Quant à notre avenir à nous dans la salle, il allait prendre la forme des traditionnelles bandes-annonces porno de fin de soirée, récupérées cette année dans le garage d'une paisible retraitée marseillaise. Nous avons pu donc assister aux promotions de films aux titres aussi évocateurs que "Lèvres humides", "Tout le monde est sexy, tout le monde est cochon" ou encore "Couches-toi sur le dos, je ferai le reste". Le tout dans une salle à 80% masculine, remplie de gens en manque de sommeil, vous vous doutez bien que les visionnages en question se sont couplés à pas mal de blagues tenant plus du corps de garde mérovingien que du club de gentlemen anglais.

Et puis vint le moment où la lumière se ralluma et où un dernier message sur l'écran du Grand Rex nous prévenait que nous avions jusqu'à l'année prochaine pour nous remette de nos émotions.
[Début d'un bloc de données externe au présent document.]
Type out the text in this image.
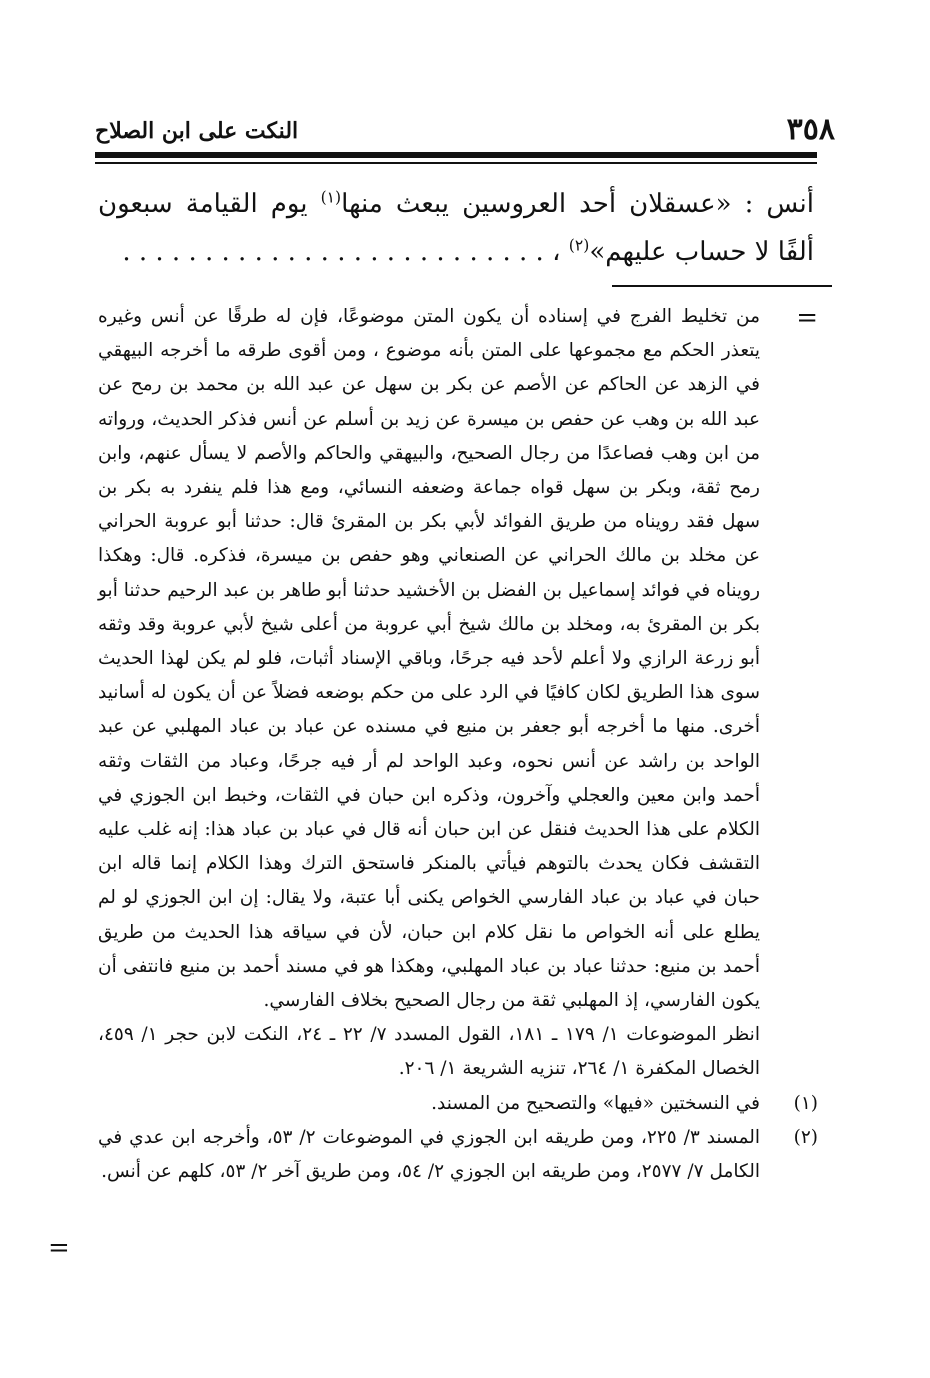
٣٥٨
النكت على ابن الصلاح
أنس : «عسقلان أحد العروسين يبعث منها$^{(١)}$ يوم القيامة سبعون ألفًا لا حساب عليهم»$^{(٢)}$ ، . . . . . . . . . . . . . . . . . . . . . . . . . .
=

من تخليط الفرج في إسناده أن يكون المتن موضوعًا، فإن له طرقًا عن أنس وغيره يتعذر الحكم مع مجموعها على المتن بأنه موضوع ، ومن أقوى طرقه ما أخرجه البيهقي في الزهد عن الحاكم عن الأصم عن بكر بن سهل عن عبد الله بن محمد بن رمح عن عبد الله بن وهب عن حفص بن ميسرة عن زيد بن أسلم عن أنس فذكر الحديث، ورواته من ابن وهب فصاعدًا من رجال الصحيح، والبيهقي والحاكم والأصم لا يسأل عنهم، وابن رمح ثقة، وبكر بن سهل قواه جماعة وضعفه النسائي، ومع هذا فلم ينفرد به بكر بن سهل فقد رويناه من طريق الفوائد لأبي بكر بن المقرئ قال: حدثنا أبو عروبة الحراني عن مخلد بن مالك الحراني عن الصنعاني وهو حفص بن ميسرة، فذكره. قال: وهكذا رويناه في فوائد إسماعيل بن الفضل بن الأخشيد حدثنا أبو طاهر بن عبد الرحيم حدثنا أبو بكر بن المقرئ به، ومخلد بن مالك شيخ أبي عروبة من أعلى شيخ لأبي عروبة وقد وثقه أبو زرعة الرازي ولا أعلم لأحد فيه جرحًا، وباقي الإسناد أثبات، فلو لم يكن لهذا الحديث سوى هذا الطريق لكان كافيًا في الرد على من حكم بوضعه فضلاً عن أن يكون له أسانيد أخرى. منها ما أخرجه أبو جعفر بن منيع في مسنده عن عباد بن عباد المهلبي عن عبد الواحد بن راشد عن أنس نحوه، وعبد الواحد لم أر فيه جرحًا، وعباد من الثقات وثقه أحمد وابن معين والعجلي وآخرون، وذكره ابن حبان في الثقات، وخبط ابن الجوزي في الكلام على هذا الحديث فنقل عن ابن حبان أنه قال في عباد بن عباد هذا: إنه غلب عليه التقشف فكان يحدث بالتوهم فيأتي بالمنكر فاستحق الترك وهذا الكلام إنما قاله ابن حبان في عباد بن عباد الفارسي الخواص يكنى أبا عتبة، ولا يقال: إن ابن الجوزي لو لم يطلع على أنه الخواص ما نقل كلام ابن حبان، لأن في سياقه هذا الحديث من طريق أحمد بن منيع: حدثنا عباد بن عباد المهلبي، وهكذا هو في مسند أحمد بن منيع فانتفى أن يكون الفارسي، إذ المهلبي ثقة من رجال الصحيح بخلاف الفارسي.

انظر الموضوعات ١/ ١٧٩ ـ ١٨١، القول المسدد ٧/ ٢٢ ـ ٢٤، النكت لابن حجر ١/ ٤٥٩، الخصال المكفرة ١/ ٢٦٤، تنزيه الشريعة ١/ ٢٠٦.

(١)
في النسختين «فيها» والتصحيح من المسند.
(٢)
المسند ٣/ ٢٢٥، ومن طريقه ابن الجوزي في الموضوعات ٢/ ٥٣، وأخرجه ابن عدي في الكامل ٧/ ٢٥٧٧، ومن طريقه ابن الجوزي ٢/ ٥٤، ومن طريق آخر ٢/ ٥٣، كلهم عن أنس.
=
Dans un Paris presque désert, nous nous dispersâmes par groupes, parce que nous n'avions pas réellement envie de nous quitter, et parce qu'on espérait que l'un d'entre nous repérerait un café ouvert qui accepterait d'accueillir une quinzaine de noctambules à la recherche d'un croissant et d'un jus d'orange. Et le plus étrange dans cette histoire, ce n'est pas ce que nous avons vu cette nuit-là, ce n'est pas le fait d'avoir trouvé un café ouvert... c'est d'avoir sans broncher payé 8 euros pour un expresso tiède.